After this quite-long dubbing talk, let's come to the main course of action! Officially known with the simple title of 'Main Theme' from its first soundtrack release in 1997, Rock The Dragon is the DBZ English opening theme that was used for the entirety of the Funimation/Saban run (53 episodes), as well as episodes 54-102 that stretched out during the solo Funimation run.
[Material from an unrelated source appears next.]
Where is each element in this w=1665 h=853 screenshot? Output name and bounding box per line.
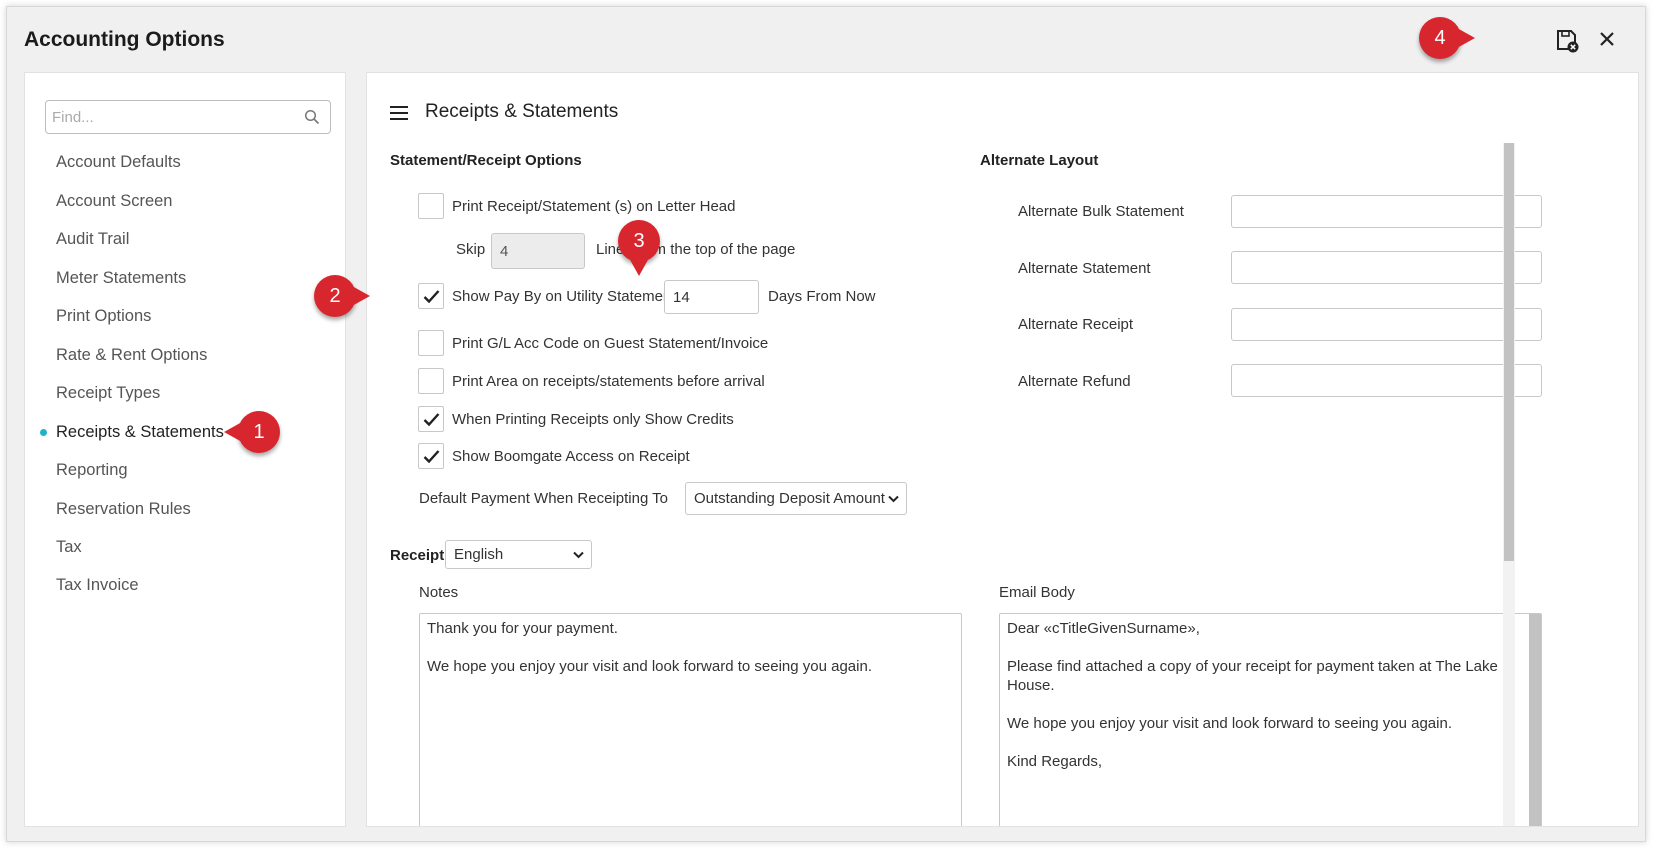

The song composition and singing duties were respectively relegated to a couple of Saban Entertainment's in-house American musicians: Ron Wasserman and Jeremy Sweet, both of which most commonly known for their musical work in the Saban-distributed runs of the Power Ranger series. Due to standard practice running at Saban in the 90ies, however, neither Wasserman nor Sweet got official credit mentions for their works in any of the official media of the time; as a testament to such course of action, the aforementioned 1997 DBZ soundtrack release with the fan-called Rock The Dragon (titled Dragon Ball Z: Original USA Television Soundtrack), the two artists were only credited for a generic "music producers" mention, with Saban founder Heim Saban (with the Kussa Mahehi pseudonym) and music director Shuki Levy being credited for the overall score instead.
This is the second USA-exclusive Anime-genre song for the infamous Taiko Drum Master, after Bowling for Soup's Jimmy Neutron main theme. Despite the speed-double-up action during the solo guitar portions, the song's short length combined with the low note density/count makes it one of the easiest 4* Oni Taiko songs to date, even by the 2nd-generation standards! As per any other song in the TDM games, 2-player custom notecharts are supplied for all modes.